Computing a contrastive explanation

Similarly, one can compute either subset- or cardinality-minimal rigorous contrastive explanation. For example, a rigorous contrastive explanation for the same data instance can be computed by running the following command:

$ xdual.py -c -e smt -s z3 -x '5,0,0,0,0,0,0,0,0,0,0' --xtype contrastive -v temp/compas_data/compas_data_nbestim_50_maxdepth_3_testsplit_0.2.mod.pkl

Alternatively, a cardinality-minimal contrastive explanation can be computed by specifying the -M option additionally:

$ xdual.py -c -e smt -M -s z3 -x '5,0,0,0,0,0,0,0,0,0,0' --xtype contrastive  -v temp/compas_data/compas_data_nbestim_50_maxdepth_3_testsplit_0.2.mod.pkl

Enumeration of explanations

XDual also supports enumeration of either abductive or contrastive explanations, or both. The tool can be instructed to enumerate explanations by specifying the number of explanations to compute, which can be done using the -N option:

$ ./xdual.py -N 2 -c -e smt -M -s z3 -x '5,0,0,0,0,0,0,0,0,0,0' --xtype contrastive  -v temp/compas_data/compas_data_nbestim_50_maxdepth_3_testsplit_0.2.mod.pkl

Running this command would compute two contrastive explanations. If instead of an integer, a user puts -N all, XDual will enumerate all contrastive explanations for a given data instance.

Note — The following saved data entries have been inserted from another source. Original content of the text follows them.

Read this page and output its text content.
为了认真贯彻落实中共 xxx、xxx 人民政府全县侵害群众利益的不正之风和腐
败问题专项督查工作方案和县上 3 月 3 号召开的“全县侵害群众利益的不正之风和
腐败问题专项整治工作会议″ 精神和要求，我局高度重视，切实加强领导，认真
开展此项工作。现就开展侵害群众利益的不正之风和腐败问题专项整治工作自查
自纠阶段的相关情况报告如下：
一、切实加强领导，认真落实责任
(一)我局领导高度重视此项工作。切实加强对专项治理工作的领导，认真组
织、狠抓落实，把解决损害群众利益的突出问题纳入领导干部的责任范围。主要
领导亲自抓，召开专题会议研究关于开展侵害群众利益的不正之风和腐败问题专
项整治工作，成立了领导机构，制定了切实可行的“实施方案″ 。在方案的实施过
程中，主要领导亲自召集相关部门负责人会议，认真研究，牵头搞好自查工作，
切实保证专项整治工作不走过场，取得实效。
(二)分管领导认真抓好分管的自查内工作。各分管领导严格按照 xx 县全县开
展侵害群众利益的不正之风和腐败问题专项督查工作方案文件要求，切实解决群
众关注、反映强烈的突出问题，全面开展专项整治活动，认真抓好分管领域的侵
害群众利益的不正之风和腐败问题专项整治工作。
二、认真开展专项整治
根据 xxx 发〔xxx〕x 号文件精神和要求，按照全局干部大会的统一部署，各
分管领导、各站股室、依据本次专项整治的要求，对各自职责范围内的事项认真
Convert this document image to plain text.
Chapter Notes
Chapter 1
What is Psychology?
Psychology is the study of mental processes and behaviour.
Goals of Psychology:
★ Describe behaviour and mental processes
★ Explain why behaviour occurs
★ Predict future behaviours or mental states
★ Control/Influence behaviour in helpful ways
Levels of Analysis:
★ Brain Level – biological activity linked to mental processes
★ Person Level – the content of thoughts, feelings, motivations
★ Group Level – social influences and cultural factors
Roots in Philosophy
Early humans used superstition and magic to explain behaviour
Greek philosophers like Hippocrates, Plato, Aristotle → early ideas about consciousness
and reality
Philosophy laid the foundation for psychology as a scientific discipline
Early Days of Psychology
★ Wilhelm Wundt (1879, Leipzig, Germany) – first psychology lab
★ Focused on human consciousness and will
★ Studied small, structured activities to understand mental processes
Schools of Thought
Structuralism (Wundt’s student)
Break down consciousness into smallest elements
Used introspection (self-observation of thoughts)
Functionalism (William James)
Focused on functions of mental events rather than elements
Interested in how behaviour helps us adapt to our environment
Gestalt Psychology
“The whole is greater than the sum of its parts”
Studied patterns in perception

The same command-line option should be used for enumerating abductive explanations. Note that for abductive explanations, the value of option --xtype should be set to abductive (or unset).

Combinations of options can be used to choose the explanation enumeration algorithm and its additional parameters, including options -M, -u,--use-cld, and --use-mhs. (For the combination used in the experiment described in the paper, pleasee, see the experiment directory.)

Reproducing experimental results

Although it seems unlikely that the experimental results reported in the paper can be reproduced (due to randomization used in the training phase), similar results can be obtained if the following commands are executed:

$ cd experiment/
$ ./train-all.sh && ./extract-samples.sh
$ ./enumerate-all.sh

The final command should run the experiment the way it was set up for the paper. (Note that this will take a while.) The result files will contain the necessary statistics.

Reproducing CXp's enumeration experimental results

Please prepare data and training a tree ensemble.

$ ./cxp_prepare.sh

To obtain images used in the paper:

$ ./cxp_enumeration.sh

This script will create a folder "image_temp" with four sub-folders: "real6", "fake6", "digit3", and "digit5" to reproduce results.

To run the correlation experiment:

$ ./run_intersect.py

It will create a folder image_temp with 100 sub-folders for each experiment.

[`real vs fake']. We create two groups of folders "digit_id_gan_first_x" and "digit_id_gan_last_x", x = 1..50, with images for the first and the second class, respectively. The correlation results are in each folder (results_exp.txt, line "Percentage: 0.6764705882352942") To see correlations:

$ for file in  image_temp/digit_id_partition*/*txt; do grep -H Percentage  "${file}" | tail -n 1;done

[3 vs 5 digits'] Also, we create two groups of folders "digit_id_partition_first_x" and "digit_id_partition_last_x", x = 1..50, with images for the first and the second class, respectively. The correlation results are in each folder (results_exp.txt):

To see correlations:

$ for file in  image_temp/digit_id_gan*/*txt; do grep -H Percentage  "${file}" | tail -n 1;done

License

This project is licensed under the MIT License - see the LICENSE file for details.